The conference was initially planned to take place in Milan in March 2020, and had to be postponed due to the Covid-19 pandemic. As the health situation is still critical, we have opted for an online-only version. At least, this format is cheap – no need to travel to attend – and we can welcome a more geographically diverse range of participants. Indeed the afternoon-only schedule is meant to enable colleagues from North and South America to attend.

Participation is free of charge but prior registration is required. You will find the programme as well as registration forms here
(please note that there is a separate form for each of the three dates of the conference).
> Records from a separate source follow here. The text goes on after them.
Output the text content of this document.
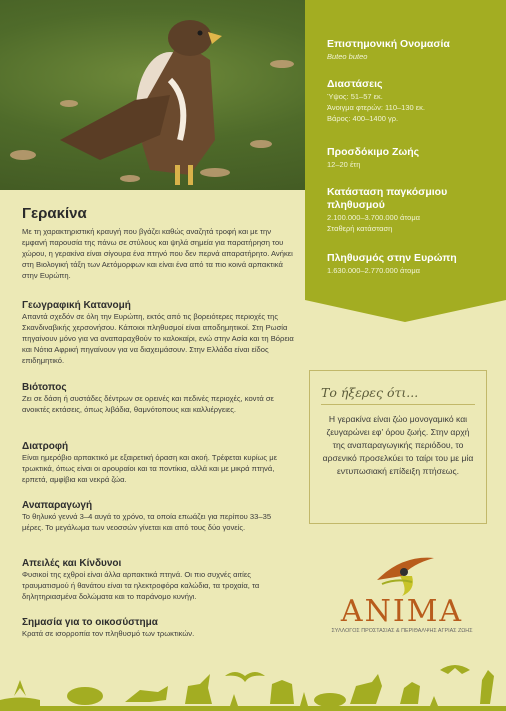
Επιστημονική Ονομασία

Buteo buteo

Διαστάσεις

Ύψος: 51–57 εκ.

Άνοιγμα φτερών: 110–130 εκ.

Βάρος: 400–1400 γρ.

Προσδόκιμο Ζωής

12–20 έτη

Κατάσταση παγκόσμιου πληθυσμού

2.100.000–3.700.000 άτομα

Σταθερή κατάσταση

Πληθυσμός στην Ευρώπη

1.630.000–2.770.000 άτομα

Γερακίνα

Με τη χαρακτηριστική κραυγή που βγάζει καθώς αναζητά τροφή και με την εμφανή παρουσία της πάνω σε στύλους και ψηλά σημεία για παρατήρηση του χώρου, η γερακίνα είναι σίγουρα ένα πτηνό που δεν περνά απαρατήρητο. Ανήκει στη Βιολογική τάξη των Αετόμορφων και είναι ένα από τα πιο κοινά αρπακτικά στην Ευρώπη.

Γεωγραφική Κατανομή

Απαντά σχεδόν σε όλη την Ευρώπη, εκτός από τις βορειότερες περιοχές της Σκανδιναβικής χερσονήσου. Κάποιοι πληθυσμοί είναι αποδημητικοί. Στη Ρωσία πηγαίνουν μόνο για να αναπαραχθούν το καλοκαίρι, ενώ στην Ασία και τη Βόρεια και Νότια Αφρική πηγαίνουν για να διαχειμάσουν. Στην Ελλάδα είναι είδος επιδημητικό.

Βιότοπος

Ζει σε δάση ή συστάδες δέντρων σε ορεινές και πεδινές περιοχές, κοντά σε ανοικτές εκτάσεις, όπως λιβάδια, θαμνότοπους και καλλιέργειες.

Διατροφή

Είναι ημερόβιο αρπακτικό με εξαιρετική όραση και ακοή. Τρέφεται κυρίως με τρωκτικά, όπως είναι οι αρουραίοι και τα ποντίκια, αλλά και με μικρά πτηνά, ερπετά, αμφίβια και νεκρά ζώα.

Αναπαραγωγή

Το θηλυκό γεννά 3–4 αυγά το χρόνο, τα οποία επωάζει για περίπου 33–35 μέρες. Το μεγάλωμα των νεοσσών γίνεται και από τους δύο γονείς.

Απειλές και Κίνδυνοι

Φυσικοί της εχθροί είναι άλλα αρπακτικά πτηνά. Οι πιο συχνές αιτίες τραυματισμού ή θανάτου είναι τα ηλεκτροφόρα καλώδια, τα τροχαία, τα δηλητηριασμένα δολώματα και το παράνομο κυνήγι.

Σημασία για το οικοσύστημα

Κρατά σε ισορροπία τον πληθυσμό των τρωκτικών.

Το ήξερες ότι...

Η γερακίνα είναι ζώο μονογαμικό και ζευγαρώνει εφ' όρου ζωής. Στην αρχή της αναπαραγωγικής περιόδου, το αρσενικό προσελκύει το ταίρι του με μία εντυπωσιακή επίδειξη πτήσεως.

ANIMA

ΣΥΛΛΟΓΟΣ ΠΡΟΣΤΑΣΙΑΣ & ΠΕΡΙΘΑΛΨΗΣ ΑΓΡΙΑΣ ΖΩΗΣ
The conference is organized as part of the initiatives of our ‘International Network on Digital Labor‘ and is co-sponsored by ISRF (Independent Social Research Foundation), the Nexa Center for Internet and Society, and Fondazione Feltrinelli.

Covid-19 and transfer of risk on digital platform workers

At an internal meeting of the IDHES lab in Gif-sur-Yvette, and then at an event at the University of Bologna, I have had the pleasure of presenting recent research on how the current health crisis reveals a new dimension of digital platforms – their tendency, wherever possible, to shift risk from clients to workers, within its ecosystem. The paper, co-authored with Antonio A. Casilli, is now under submission for a journal.

Here is an abstract:

As the recessionary effects of the 2020 Covid-19 pandemic become
manifest, the paper discusses their effects on digital platforms and the
workers in their eco-systems. Against the possibility that platform
labor may be a buffer against crisis-induced layoffs, our analysis of
the risks associated to it suggests that it may eventually increase
precarity, without necessarily mitigating health risks for workers. Our
argument is based on a comparison of the three main categories of
platform labor – “on-demand labor” (gigs such as delivery and
transportation), “online labor” (tasks performed by freelancers and
micro-workers) and “social media labor” (like content generation
and moderation) – in terms of the health and economic risks involved in
coronavirus times. We show that platform managers have deployed varying
strategies to transfer risk from themselves and their clients onto
workers, exploiting and deepening the existing power imbalance between
them. Success in achieving this has enabled them to secure their bottom
line even at the expense of working conditions. The Covid-19 pandemic
has brought to light how digital platforms apply a management style that
revolves around transferring the burden of risk to their own workforce.